Worrying as that may be, it seems that ignorance around the historical Jesus goes deeper than just uninterested agnosticism. According to the survey, under-35s were more likely (25 per cent) than older people to think that Jesus was an altogether fictional character.

Can we deduce that the rampant skepticism of Dawkins and his online following of new atheists has penetrated deeper than we thought?

The survey, conducted by Barna Research on behalf of the EA, HOPE and the CofE, claims that in total, 22 per cent of people think Jesus was a mythical figure, while 17 per cent are unsure whether he was real or not. That’s nearly 40 percent of people who are either unsure or who actively don’t believe in the existence of Jesus.

Bizarrely enough (and perhaps encouragingly), some 43 per cent of English adults also believe in the resurrection, the survey found. If the statistics are accurate, it indicates a massive polarisation about belief in Jesus in the UK.
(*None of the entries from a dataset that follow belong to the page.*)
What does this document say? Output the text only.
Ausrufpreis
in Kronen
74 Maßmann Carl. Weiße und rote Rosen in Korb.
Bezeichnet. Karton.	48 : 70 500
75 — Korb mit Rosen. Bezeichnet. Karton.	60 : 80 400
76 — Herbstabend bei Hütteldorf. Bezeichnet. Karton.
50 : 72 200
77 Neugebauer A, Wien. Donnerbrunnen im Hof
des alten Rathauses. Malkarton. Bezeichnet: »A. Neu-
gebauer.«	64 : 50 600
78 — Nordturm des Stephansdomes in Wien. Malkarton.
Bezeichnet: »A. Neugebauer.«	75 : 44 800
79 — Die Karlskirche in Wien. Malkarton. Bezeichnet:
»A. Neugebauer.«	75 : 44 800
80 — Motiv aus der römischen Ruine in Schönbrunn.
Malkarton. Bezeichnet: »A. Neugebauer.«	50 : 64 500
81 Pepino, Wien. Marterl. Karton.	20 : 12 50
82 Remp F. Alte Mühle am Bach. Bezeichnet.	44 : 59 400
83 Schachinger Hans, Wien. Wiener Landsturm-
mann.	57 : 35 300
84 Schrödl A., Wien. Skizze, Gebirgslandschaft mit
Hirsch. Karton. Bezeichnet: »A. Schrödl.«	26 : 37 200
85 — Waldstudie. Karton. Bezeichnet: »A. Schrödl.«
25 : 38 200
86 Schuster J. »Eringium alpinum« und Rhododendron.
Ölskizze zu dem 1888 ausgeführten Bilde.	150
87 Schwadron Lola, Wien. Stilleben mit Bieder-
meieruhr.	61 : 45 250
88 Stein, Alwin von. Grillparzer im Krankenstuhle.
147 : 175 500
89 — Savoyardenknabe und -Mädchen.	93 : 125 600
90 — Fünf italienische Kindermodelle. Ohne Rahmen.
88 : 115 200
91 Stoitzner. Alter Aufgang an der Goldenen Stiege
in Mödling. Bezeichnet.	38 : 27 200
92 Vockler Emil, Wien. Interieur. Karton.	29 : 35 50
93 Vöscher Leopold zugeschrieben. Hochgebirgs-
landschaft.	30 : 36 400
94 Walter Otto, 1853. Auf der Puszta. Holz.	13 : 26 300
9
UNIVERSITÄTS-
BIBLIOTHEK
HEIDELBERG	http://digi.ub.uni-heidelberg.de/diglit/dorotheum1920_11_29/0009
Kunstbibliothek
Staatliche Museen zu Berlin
Whatever the survey tells us, it leaves the question of what we do with the 40 percent who have trouble believing in the historical Jesus. If the conversation comes up in the pub… what do you say?

The Case for Christ

It’s relatively simple to make the case for the historicity of Jesus. Firstly, it’s what the vast majority of scholars of the ancient world believe (i.e. the ones who actually research these things, rather than the opinion of an Oxford biologist). We not only have the Gospel accounts of Jesus’ life, but his death by crucifixion is one of the most widely attested events in the ancient world, written about by contemporary historians such as Josephus and Tacitus.

The apostle Paul himself is one of our earliest historical sources. His account of Jesus, passed on to him by eyewitness disciples, were the first to be written down. Our earliest copies of those documents are more plentiful and closer to the time of Jesus than the histories of many major figures of the ancient world (whom the general public seem to have no problem believing in).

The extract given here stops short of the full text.